US agencies pause Biden-sanctioned emergency miner survey following lawsuit

The Energy Information Administration (EIA) paused the controversial survey of crypto mining firms on Feb. 23 following a lawsuit from members of the crypto mining sector.

Crypto mining company Riot Platforms and the Texas Blockchain Council launched the lawsuit on Feb. 22. The case names the EIA, the Department of Energy, the Office of Management and Budget (OMB), and the heads of those agencies as defendants.

The EIA confirmed that the survey has been paused in a statement:

“EIA will not enforce any requirement to file Form EIA-862 nor seek or impose any fines, penalties, or other adverse consequences based on a failure to respond to the survey through March 22, 2024.”

The agency will also sequester any data that it has collected and will refrain from using it until the same data, according to the current notice.


An entry in the case docket similarly confirms the survey pause, noting that the EIA will “take the survey down [and] there will be a notice stating there are [four] more weeks reprieve.”

Data collection concerns

Republican Congressman Tom Emmer recently raised concerns over the collection of data from crypto mining firms in a letter on Feb. 22.

He argued that the OMB could only grant the EIA’s information collection request without a comment period by demonstrating that mining is likely to cause public harm. He added:

“Bitcoin mining is not a threat to public safety. Period.”

Riot and the Texas Blockchain Council’s lawsuit relies on a similar argument, as one section of their complaint states that the emergency approval and supposed public harm are “facially absurd.”

The survey has been closely linked with the Biden administration and the Democratic party.
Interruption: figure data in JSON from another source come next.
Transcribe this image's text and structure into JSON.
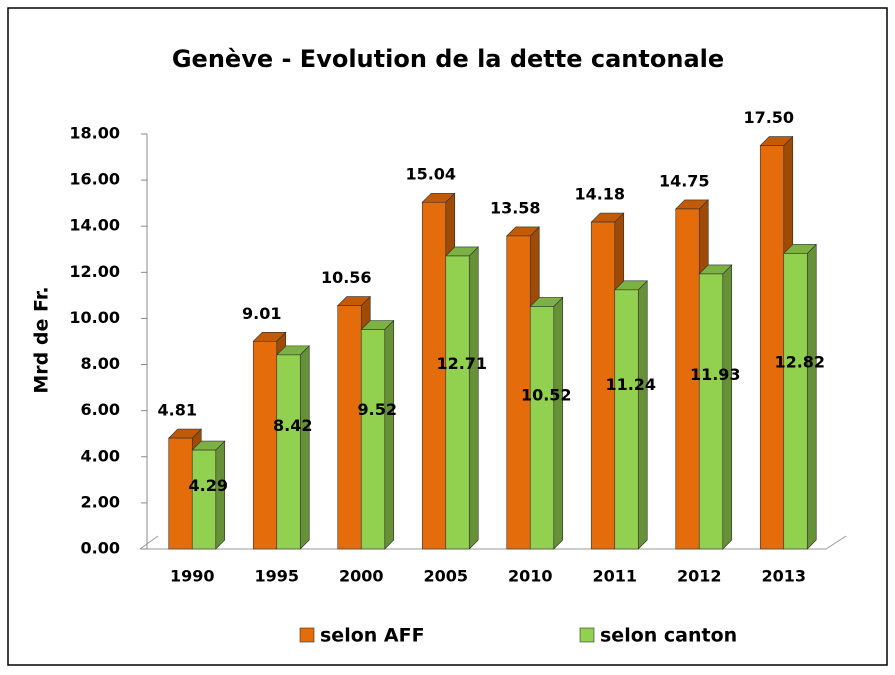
{
  "chart_data": {
    "type": "bar3d",
    "title": "Genève - Evolution de la dette cantonale",
    "y_label": "Mrd de Fr.",
    "categories": [
      "1990",
      "1995",
      "2000",
      "2005",
      "2010",
      "2011",
      "2012",
      "2013"
    ],
    "series": [
      {
        "name": "selon AFF",
        "color": "#e46c0a",
        "values": [
          4.81,
          9.01,
          10.56,
          15.04,
          13.58,
          14.18,
          14.75,
          17.5
        ],
        "value_labels": [
          "4.81",
          "9.01",
          "10.56",
          "15.04",
          "13.58",
          "14.18",
          "14.75",
          "17.50"
        ]
      },
      {
        "name": "selon canton",
        "color": "#92d050",
        "values": [
          4.29,
          8.42,
          9.52,
          12.71,
          10.52,
          11.24,
          11.93,
          12.82
        ],
        "value_labels": [
          "4.29",
          "8.42",
          "9.52",
          "12.71",
          "10.52",
          "11.24",
          "11.93",
          "12.82"
        ]
      }
    ],
    "ylim": [
      0,
      18
    ],
    "yticks": [
      {
        "value": 0,
        "label": "0.00"
      },
      {
        "value": 2,
        "label": "2.00"
      },
      {
        "value": 4,
        "label": "4.00"
      },
      {
        "value": 6,
        "label": "6.00"
      },
      {
        "value": 8,
        "label": "8.00"
      },
      {
        "value": 10,
        "label": "10.00"
      },
      {
        "value": 12,
        "label": "12.00"
      },
      {
        "value": 14,
        "label": "14.00"
      },
      {
        "value": 16,
        "label": "16.00"
      },
      {
        "value": 18,
        "label": "18.00"
      }
    ],
    "grid": false,
    "legend": "bottom"
  }
}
One section of the lawsuit explicitly acknowledges this, noting that a September 2022 statement from the Biden Whitehouse specifically suggested targeting mining firms with energy limitation actions and laws.

The EIA, for its part, is concerned that Bitcoin mining could lead to increased energy consumption during high energy demand periods, including during cold weather.

The office originally aimed to collect data from 82 crypto-mining firms, and companies that did not comply could have faced $10,000 in daily fines until the survey period ended in July.